Cricket: A popular game from St Lucia's British colonial days, cricket is one of the island's leading spectator sports (St Lucia was one of the Caribbean islands picked to host the International Cricket World Cup in 2007.) Visitors can catch a match during their visit; cricket season is officially from March-August, but friendly fete matches are played year round.
When the sun goes down, the nightlife heats up in St Lucia; from laidback, sandy beach bars to high-energy European-style nightclubs, there's something for everyone. For a truly unique experience, attend the popular 'jump-up' block parties held every Friday at Gros Islet and Anse la Raye (both towns are conveniently nearby to Castries); come sundown, the towns come alive with music and partying as the roving street party fills with locals and tourists eating, drinking and dancing in the streets.
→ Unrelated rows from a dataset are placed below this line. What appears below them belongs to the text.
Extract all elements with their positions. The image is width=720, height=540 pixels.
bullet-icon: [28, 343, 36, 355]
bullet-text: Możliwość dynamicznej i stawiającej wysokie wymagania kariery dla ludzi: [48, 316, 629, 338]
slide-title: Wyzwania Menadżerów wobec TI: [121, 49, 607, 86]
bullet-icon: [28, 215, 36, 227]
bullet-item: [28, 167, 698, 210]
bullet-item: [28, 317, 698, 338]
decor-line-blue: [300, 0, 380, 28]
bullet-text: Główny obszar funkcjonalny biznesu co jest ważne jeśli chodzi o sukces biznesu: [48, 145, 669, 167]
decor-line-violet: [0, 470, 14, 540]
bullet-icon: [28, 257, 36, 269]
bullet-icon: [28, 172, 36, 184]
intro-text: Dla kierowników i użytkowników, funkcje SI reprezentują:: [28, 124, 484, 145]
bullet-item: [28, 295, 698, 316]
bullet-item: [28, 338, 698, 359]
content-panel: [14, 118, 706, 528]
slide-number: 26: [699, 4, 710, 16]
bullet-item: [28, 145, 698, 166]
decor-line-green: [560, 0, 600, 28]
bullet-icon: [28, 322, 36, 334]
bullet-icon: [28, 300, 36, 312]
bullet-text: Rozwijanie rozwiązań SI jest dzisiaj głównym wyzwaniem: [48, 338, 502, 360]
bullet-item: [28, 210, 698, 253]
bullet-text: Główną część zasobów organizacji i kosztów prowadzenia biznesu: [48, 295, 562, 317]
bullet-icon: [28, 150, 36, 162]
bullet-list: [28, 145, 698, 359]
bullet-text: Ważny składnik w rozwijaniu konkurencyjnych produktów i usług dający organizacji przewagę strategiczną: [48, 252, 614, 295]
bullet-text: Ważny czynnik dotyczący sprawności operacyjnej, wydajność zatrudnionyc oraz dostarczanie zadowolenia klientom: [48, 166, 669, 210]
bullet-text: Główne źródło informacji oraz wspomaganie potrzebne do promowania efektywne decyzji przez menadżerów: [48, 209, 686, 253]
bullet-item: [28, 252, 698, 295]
At Gros Islet, street vendors sell stall after stall of barbequed meats, rice'n'beans, Creole-influenced dishes and St Lucia's own Piton beer while calypso and steel drum bands play on the streets' makeshift stages. Another popular street party is Seafood Fridays jump up hosted by the fishing village of Anse la Raye; waterfront stalls serve up a delicious selection of fresh seafood--clam bakes, fish stew, conch and crab dishes, barbequed mahi-mahi and grilled-on-the-spot lobster--while the rum and reggae keep on flowing well past midnight.
Notable Calendar Events
While there are festivals and local parties celebrated on the island throughout the year, below are several highlight events worth noting for the calendar:
January: St Lucia's Food & Rum Festival is a gastronomic celebration of innovative Caribbean-style cooking, delicious rum cocktails and St Lucia's fresh, tropical ingredients. The four-day event includes chef and bartender demonstrations, tasting sessions with various rum distilleries, special dinners hosted by top chefs and nightly outdoor musical concerts.
May: During the month of May, upbeat jazz tunes take over the island during their celebrated St Lucia Jazz Festival. Drawing in thousands of visitors and many renowned, performing musicians--including Anita Baker, Wynton Marsalis, Patti Labelle and UB40--the festival is considered one of the premiere musical events in the Caribbean.
June-July: The most extravagant--and fun-filled--event on the island is St Lucia's Carnival. St Lucia is also the only island in the Caribbean to celebrate Carnival during the summer (Carnival is typically held in February and March in accordance with Mardi Gras and Ash Wednesday) so many visitors from neighboring islands also come to attend the festival. The month-long festivities--which include nightly musical performances and events such as steel drum contests--culminate with a grand parade in mid-July, where throngs of revelers pack the streets of Castries dressed in flamboyant costumes and dance to the beat of calypso and soca tunes wafting through the air.